Matt Kredich will submerge himself in the atmosphere surrounding the U.S. Olympic swimming team the remainder of this week at the $27 million Allan Jones Intercollegiate Aquatic Center.
Most all coaches present for the team's training sessions at the Tennessee facilities are familiar with Kredich, coach of the recently merged UT men's and women's swimming and diving programs.
And now Kredich is ready to get more familiar with them, particularly USA Swimming National Team Director Frank Busch.
Prior to taking over his post leading the U.S. Olympic Swimming Team in May of 2011, Busch served 22 years as Arizona's coach, leading the Wildcats' men's and women's teams to the national championship in 2008.
"That's the pinnacle of college coaching, to do that in a combined program," Kredich said. "So when our (UT) administration made the decision to combine our programs, one of my first thoughts was that I have to talk to Frank, and get some insight as to how he was able to do it.
"Greg Troy (the U.S. Olympic swimming team men's coach) also has done a great job at Florida, so I plan to talk to him, too," he said. "It's a tremendous opportunity to have a group of coaches here in Knoxville that I can learn from."
UT athletic director Dave Hart made the decision to combine the Vols' swimming programs on April 12, after former men's coach John Trembly was let go in mid-season due to a contract violation involving gross misconduct.
Kredich has been coaching the Lady Vols program since 2005. Behind his leadership, the UT women have broken all 19 school records and finished in the nation's top 15 six consecutive seasons.

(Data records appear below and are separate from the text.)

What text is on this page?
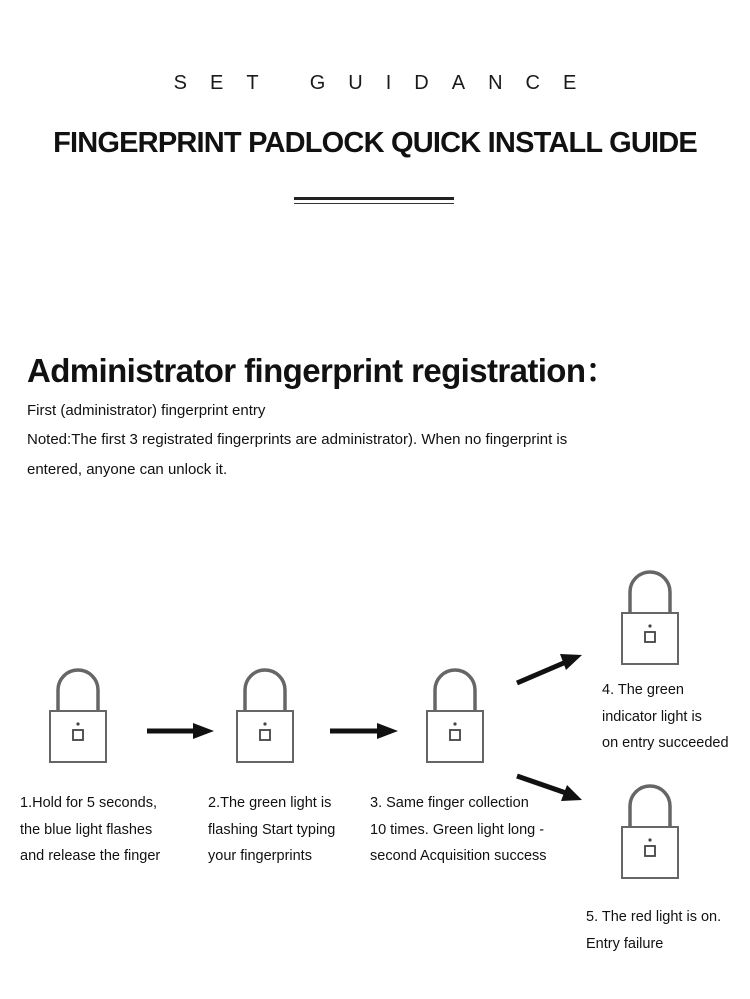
SET GUIDANCE
FINGERPRINT PADLOCK QUICK INSTALL GUIDE
Administrator fingerprint registration：
First (administrator) fingerprint entry
Noted:The first 3 registrated fingerprints are administrator). When no fingerprint is
entered, anyone can unlock it.
1.Hold for 5 seconds,
the blue light flashes
and release the finger
2.The green light is
flashing Start typing
your fingerprints
3. Same finger collection
10 times. Green light long -
second Acquisition success
4. The green
indicator light is
on entry succeeded
5. The red light is on.
Entry failure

Even before the programs were combined, Kredich was widely recognized as one of the nation's most promising coaches.
"I love Matt Kredich and what he's done with the womens' program the past few years at Tennessee," NBC analyst and International Swimming Hall of Fame member Rowdy Gaines said at the U.S. Olympic Swim Trials in Omaha, Neb., last month.
"Tennessee could not have picked a better guy to run its men's program," he said. "Tennessee has a great tradition, and I think Matt is the guy to lead them back into the glory days again."
While Kredich doesn't have any official role or duties with the U.S. Olympic swimming team this week, Busch has invited him the prestige of being "on deck" outside of the pool.
In addition to the contracted use of the Vols facilities, Kredich will lend the team underwater video equipment to aid their training.
Busch, a no-nonsense leader, appreciated Kredich even before his added support to Team USA's Olympic cause.
"I've known Matt since he was a volunteer coach at Stanford, and he's a first-class individual and a world-class coach," Busch said. "Matt takes that part of being a good person into his coaching, and I think the challenge in front of him to combine these programs will be hard work, but not a daunting task.
"I've watched him grow as a coach, and I've been impressed with how he handles things, so you have a great young coach here who will be on multiple staffs at multiple levels as time goes on."
Kredich believes the presence of the U.S. Olympic swimming team in Knoxville serves his cause to lead the Vols to future championships.
"The most obvious thing is it puts a stamp of approval on our campus and facilities," Kredich said. "Just by inference, that the U.S. Olympic team chose the University of Tennessee for essential preparations, says that we have everything we need. That's clearly implied.
"Aside from that, anytime someone on the U.S. National team swims in our pool, that's an experience they'll have to talk about on future national trips, in conversations with their teammates," he said. "It's an experience the USA Swimming team has and can talk about. If we do a good job, they'll talk about us favorably."
Much like most all do about Kredich, already.